Ignore systemic inequities in defining “success.” Abstinence-only programs seek to prescribe a single life path for young people, the “success sequence for poverty prevention,” while ignoring systemic inequities—such as racism, inequality, discrimination and trauma—that contribute to poverty and also influence adolescent sexual and reproductive health.22,30 In fact, several Brookings Institution researchers have critiqued the success sequence as too simplistic and resulting in “more success for whites than blacks.”31 According to those researchers, “the hurdles are clearly higher for some groups—especially black Americans—than others. And the pay-offs from following the success sequence clearly differ by race.”31
Abstinence-only proponents argue that the message of abstinence outside of marriage is one that resonates with all young people and therefore addresses the needs of marginalized populations. But in fact, by focusing on a single life path for success, abstinence-only programs stigmatize young people for whom this specific set of prescribed goals may not be desired or obtainable. Ultimately, abstinence-only programs fail to take into account the structural barriers, cultural differences and individual choices and experiences that shape people’s lives.

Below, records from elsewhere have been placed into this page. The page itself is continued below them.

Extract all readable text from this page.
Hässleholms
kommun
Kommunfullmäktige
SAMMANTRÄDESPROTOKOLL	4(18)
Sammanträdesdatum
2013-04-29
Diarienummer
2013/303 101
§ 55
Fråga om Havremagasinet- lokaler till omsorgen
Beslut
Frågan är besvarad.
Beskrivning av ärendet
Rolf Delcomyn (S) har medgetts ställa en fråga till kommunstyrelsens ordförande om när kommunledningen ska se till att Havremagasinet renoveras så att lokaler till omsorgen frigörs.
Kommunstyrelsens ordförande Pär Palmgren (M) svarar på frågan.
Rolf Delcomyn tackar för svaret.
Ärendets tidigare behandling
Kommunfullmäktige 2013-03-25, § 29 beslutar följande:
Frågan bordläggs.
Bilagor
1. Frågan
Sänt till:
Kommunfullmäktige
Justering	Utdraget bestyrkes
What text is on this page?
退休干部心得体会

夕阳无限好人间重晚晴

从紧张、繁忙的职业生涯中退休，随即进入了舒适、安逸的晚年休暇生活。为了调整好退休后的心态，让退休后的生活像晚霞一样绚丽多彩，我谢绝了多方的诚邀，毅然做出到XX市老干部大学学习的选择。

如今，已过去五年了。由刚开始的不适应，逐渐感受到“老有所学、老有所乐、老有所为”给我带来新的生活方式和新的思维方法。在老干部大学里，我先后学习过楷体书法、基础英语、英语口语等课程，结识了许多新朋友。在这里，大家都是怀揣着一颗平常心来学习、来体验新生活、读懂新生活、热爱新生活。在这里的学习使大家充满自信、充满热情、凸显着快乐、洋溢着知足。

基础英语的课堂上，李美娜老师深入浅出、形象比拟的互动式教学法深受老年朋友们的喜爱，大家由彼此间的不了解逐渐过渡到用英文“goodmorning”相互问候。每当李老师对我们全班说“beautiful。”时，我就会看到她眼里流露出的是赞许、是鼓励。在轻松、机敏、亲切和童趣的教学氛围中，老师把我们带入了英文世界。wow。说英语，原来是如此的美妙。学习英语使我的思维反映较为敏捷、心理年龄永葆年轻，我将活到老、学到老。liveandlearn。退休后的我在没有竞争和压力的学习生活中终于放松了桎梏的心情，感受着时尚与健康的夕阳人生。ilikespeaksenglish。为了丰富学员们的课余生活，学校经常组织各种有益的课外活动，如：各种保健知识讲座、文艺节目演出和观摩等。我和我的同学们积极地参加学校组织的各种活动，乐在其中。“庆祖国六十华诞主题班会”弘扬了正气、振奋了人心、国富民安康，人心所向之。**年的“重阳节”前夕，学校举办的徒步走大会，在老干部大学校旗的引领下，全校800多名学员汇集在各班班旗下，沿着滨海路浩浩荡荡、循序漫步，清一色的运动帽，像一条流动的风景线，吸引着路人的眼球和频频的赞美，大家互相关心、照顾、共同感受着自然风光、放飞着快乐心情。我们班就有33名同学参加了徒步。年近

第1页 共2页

In spite of these fundamental flaws, the Trump administration and social conservatives in Congress continue to call for dramatic increases in funding for abstinence-only programs (see “The Looming Threat to Sex Education: A Resurgence of Federal Funding for Abstinence-Only Programs?” 2017). This is in line with other ideologically motivated attacks on evidence-based teen pregnancy prevention programs and on sexual and reproductive health and rights more broadly in an effort to promote a coercive agenda (see “Coercion Is at the Heart of Social Conservatives’ Reproductive Health Agenda,” 2018).
This effort to reinvigorate federal abstinence-only programs is dangerous and counterproductive. For decades, abstinence-only programs have failed to meet the needs and uphold the rights of young people. A name change and claims of raising the standard of behavior for all young people do nothing to correct these flaws. Young people deserve more than the same programs under a new name; it is past time to end federal funding for abstinence-only programs.